Apesar de nascido em Santos, toda a minha infância foi vivida no bairro de Pinheiros, classe
média de São Paulo, quando ainda existia uma classe média, e quando este bairro era
simplesmente um bairro residencial, pacato, provinciano, e que por coincidência albergava a
escola primária em que estudei, o colégio israelita brasileiro Chaim Nachman Bialik. Numa rua
hoje malucamente e alucinadamente cheia de carros, numa pequena casinha, na esquina da
rua Fradique Coutinho, hoje parte da Vila Madalena e não mais de Pinheiros, reduto de bares e
baladas, estava a minha escola. E todos conhecíamos os professores por nome, os diretores de
português, hebraico e ídiche, a ancestral língua de nossos antepassados judeus, corruptela do
alemão mesclado com modernismos e heranças de mil línguas pátrias por onde passaram
nossos antigos, que faz com que todos os judeus antigos se entendam e ao mesmo tempo não
entendam nada...
Diferentemente de tempos atuais, nós conhecíamos nossos colegas de classe por nome e
sobrenome, e sim, conhecíamos todos os pais ou quase todos os pais de nossos amigos. Sim,
éramos um grupo de amigos, que tinham pais amigos ou conhecidos. A nossa vida social
gravitava em torno da escola, e nossa atividade de tardes ou férias, era visitar nossos amigos
em busca de alguma coisa para fazer. E como não podíamos ver televisão ( TV para os
modernos ), em que a Sessão da Tarde ou National Kid era a nossa visão de um sonho
proibido, andávamos quilômetros ou metros, para a casa de nossos amigos e quase vizinhos.

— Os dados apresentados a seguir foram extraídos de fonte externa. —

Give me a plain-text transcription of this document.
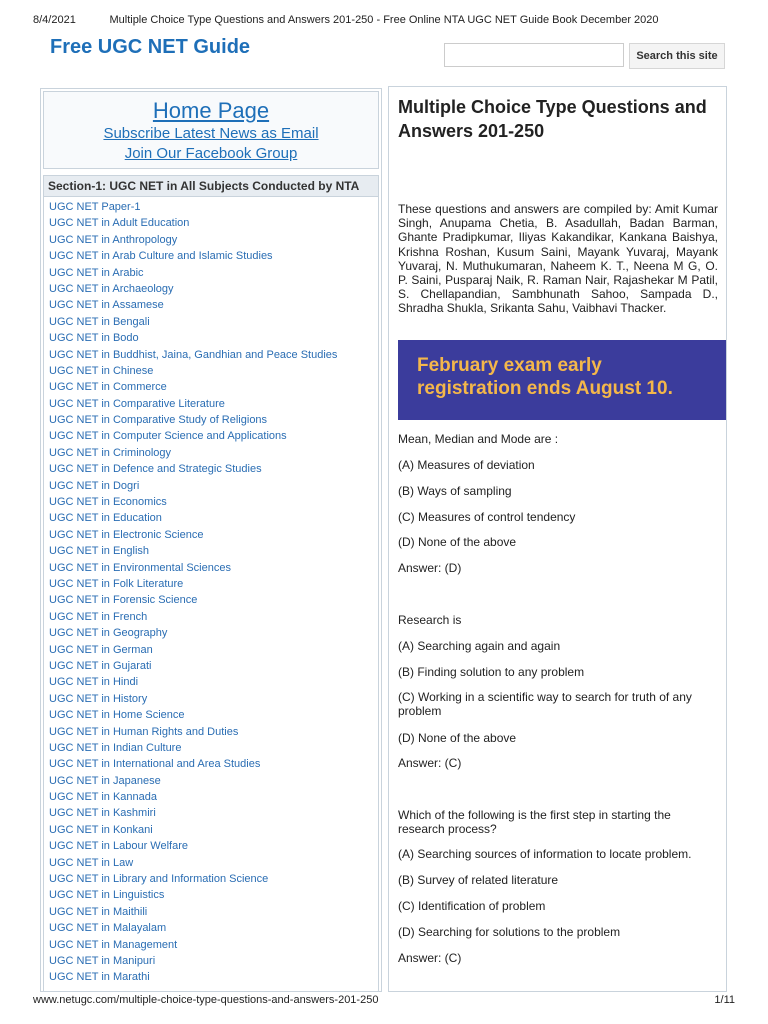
8/4/2021	Multiple Choice Type Questions and Answers 201-250 - Free Online NTA UGC NET Guide Book December 2020
Free UGC NET Guide	Search this site
Home Page
Subscribe Latest News as Email
Join Our Facebook Group
Section-1: UGC NET in All Subjects Conducted by NTA
UGC NET Paper-1
UGC NET in Adult Education
UGC NET in Anthropology
UGC NET in Arab Culture and Islamic Studies
UGC NET in Arabic
UGC NET in Archaeology
UGC NET in Assamese
UGC NET in Bengali
UGC NET in Bodo
UGC NET in Buddhist, Jaina, Gandhian and Peace Studies
UGC NET in Chinese
UGC NET in Commerce
UGC NET in Comparative Literature
UGC NET in Comparative Study of Religions
UGC NET in Computer Science and Applications
UGC NET in Criminology
UGC NET in Defence and Strategic Studies
UGC NET in Dogri
UGC NET in Economics
UGC NET in Education
UGC NET in Electronic Science
UGC NET in English
UGC NET in Environmental Sciences
UGC NET in Folk Literature
UGC NET in Forensic Science
UGC NET in French
UGC NET in Geography
UGC NET in German
UGC NET in Gujarati
UGC NET in Hindi
UGC NET in History
UGC NET in Home Science
UGC NET in Human Rights and Duties
UGC NET in Indian Culture
UGC NET in International and Area Studies
UGC NET in Japanese
UGC NET in Kannada
UGC NET in Kashmiri
UGC NET in Konkani
UGC NET in Labour Welfare
UGC NET in Law
UGC NET in Library and Information Science
UGC NET in Linguistics
UGC NET in Maithili
UGC NET in Malayalam
UGC NET in Management
UGC NET in Manipuri
UGC NET in Marathi
Multiple Choice Type Questions and Answers 201-250

These questions and answers are compiled by: Amit Kumar Singh, Anupama Chetia, B. Asadullah, Badan Barman, Ghante Pradipkumar, Iliyas Kakandikar, Kankana Baishya, Krishna Roshan, Kusum Saini, Mayank Yuvaraj, Mayank Yuvaraj, N. Muthukumaran, Naheem K. T., Neena M G, O. P. Saini, Pusparaj Naik, R. Raman Nair, Rajashekar M Patil, S. Chellapandian, Sambhunath Sahoo, Sampada D., Shradha Shukla, Srikanta Sahu, Vaibhavi Thacker.

February exam early
registration ends August 10.

Mean, Median and Mode are :

(A) Measures of deviation

(B) Ways of sampling

(C) Measures of control tendency

(D) None of the above

Answer: (D)

Research is

(A) Searching again and again

(B) Finding solution to any problem

(C) Working in a scientific way to search for truth of any problem

(D) None of the above

Answer: (C)

Which of the following is the first step in starting the research process?

(A) Searching sources of information to locate problem.

(B) Survey of related literature

(C) Identification of problem

(D) Searching for solutions to the problem

Answer: (C)

www.netugc.com/multiple-choice-type-questions-and-answers-201-250	1/11
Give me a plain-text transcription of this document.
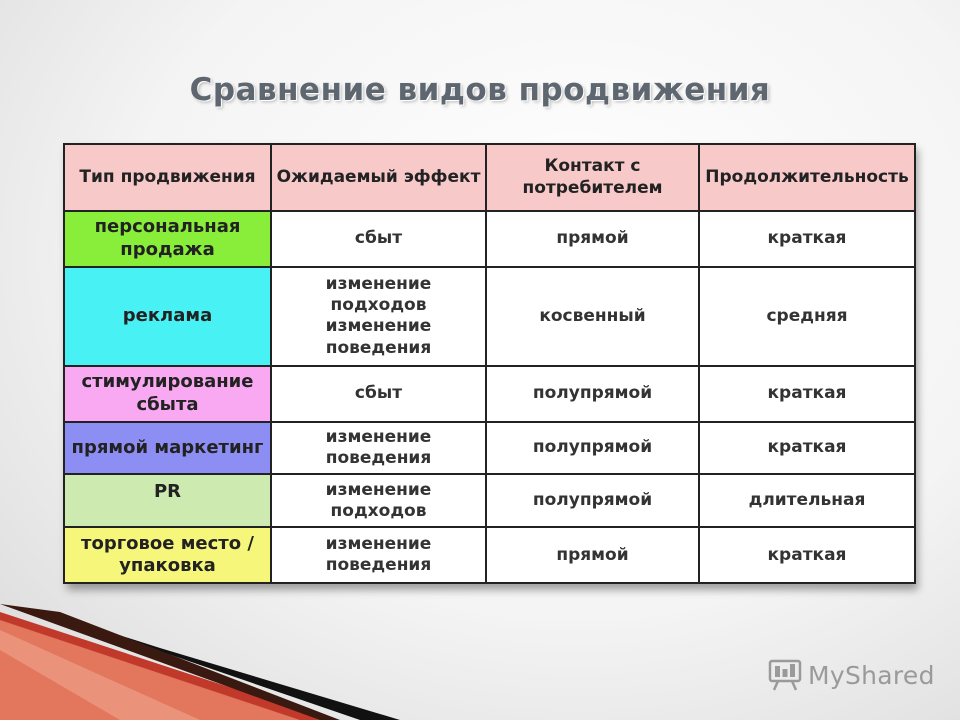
Сравнение видов продвижения
Тип продвижения	Ожидаемый эффект	Контакт с потребителем	Продолжительность
персональная продажа	сбыт	прямой	краткая
реклама	изменение подходов изменение поведения	косвенный	средняя
стимулирование сбыта	сбыт	полупрямой	краткая
прямой маркетинг	изменение поведения	полупрямой	краткая
PR	изменение подходов	полупрямой	длительная
торговое место / упаковка	изменение поведения	прямой	краткая
MyShared
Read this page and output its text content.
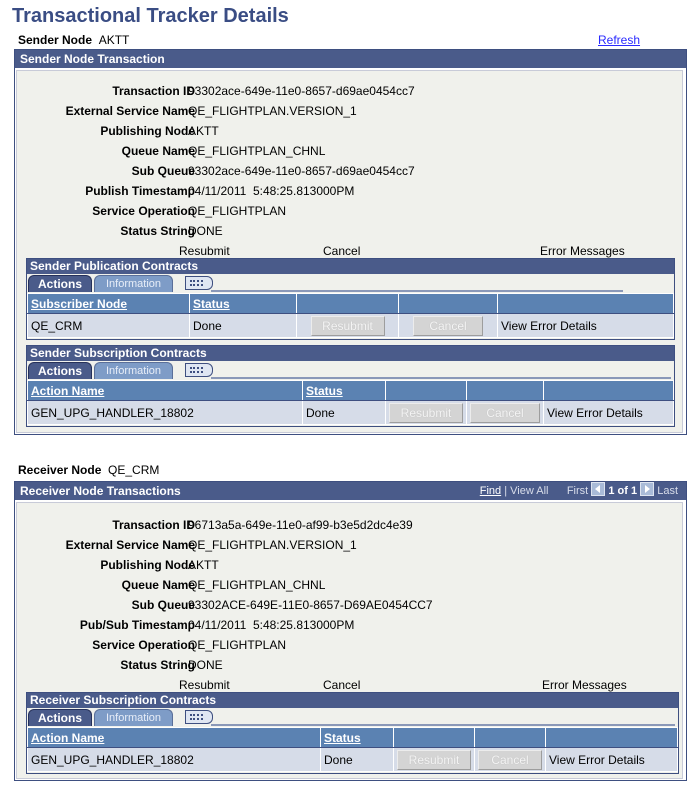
Transactional Tracker Details
Sender Node AKTT	Refresh
Sender Node Transaction
Transaction ID
93302ace-649e-11e0-8657-d69ae0454cc7
External Service Name
QE_FLIGHTPLAN.VERSION_1
Publishing Node
AKTT
Queue Name
QE_FLIGHTPLAN_CHNL
Sub Queue
93302ace-649e-11e0-8657-d69ae0454cc7
Publish Timestamp
04/11/2011  5:48:25.813000PM
Service Operation
QE_FLIGHTPLAN
Status String
DONE
Resubmit	Cancel	Error Messages
Sender Publication Contracts
Actions	Information
Subscriber Node	Status			
QE_CRM	Done	Resubmit	Cancel	View Error Details
Sender Subscription Contracts
Actions	Information
Action Name	Status			
GEN_UPG_HANDLER_18802	Done	Resubmit	Cancel	View Error Details
Receiver Node QE_CRM
Receiver Node Transactions	Find | View All First 1 of 1 Last
Transaction ID
96713a5a-649e-11e0-af99-b3e5d2dc4e39
External Service Name
QE_FLIGHTPLAN.VERSION_1
Publishing Node
AKTT
Queue Name
QE_FLIGHTPLAN_CHNL
Sub Queue
93302ACE-649E-11E0-8657-D69AE0454CC7
Pub/Sub Timestamp
04/11/2011  5:48:25.813000PM
Service Operation
QE_FLIGHTPLAN
Status String
DONE
Resubmit	Cancel	Error Messages
Receiver Subscription Contracts
Actions	Information
Action Name	Status			
GEN_UPG_HANDLER_18802	Done	Resubmit	Cancel	View Error Details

E nos finais de semana, especialmente aos sábados e nas férias, juntavam-se os amigos, primos
e os visitantes de nossos amigos, para jogar futebol na garagem dos fundos da casa de meus
avós e primos ( moravam em um mesmo predinho da rua Antonio Bicudo ), ou jogávamos taco
no meio da rua, ou queimada quando as meninas que não jogavam futebol eram em número
maior do que as que não gostavam. E as nossas festas de aniversário não eram em buffets e
sim nas nossas casas, com a criatividade que nossos pais, a enorme maioria deles,
comerciantes, lutavam para desenvolver, quase sempre acompanhados de cachorro quente,
pipoca, e suco em pó diluído. E tínhamos atividades constantes, com jogos, recreação,
gincanas, jogos de memória ou adivinhação, e muito jogo de peteca com bexigas, que no meu
tempo se chamavam de balão... E não confundam com os balões de enviar aos céus, que já
sabíamos que causavam desgraça, mas que eram a loucura de todos nós, correndo atrás deles
quando caiam por todos os locais.
Em finais de semana, a turma ia ao Ibirapuera, e os pais e meninos, montavam as traves de
metal em um dos enormes espaços do parque, e jogávamos com bola de capotão, que um de
nós tínhamos ganho em algum dos aniversários. E os pais se mesclavam aos filhos e
ensinavam disciplina.
Nas férias maiores, um grande grupo de nossos amigos, seguindo a escolha de nossos pais,
íamos a uma estância climática longínqua, São Pedro (ou aguas de São Pedro como dizem
hoje), Lindóia, Serra Negra e mais tarde Praia Grande.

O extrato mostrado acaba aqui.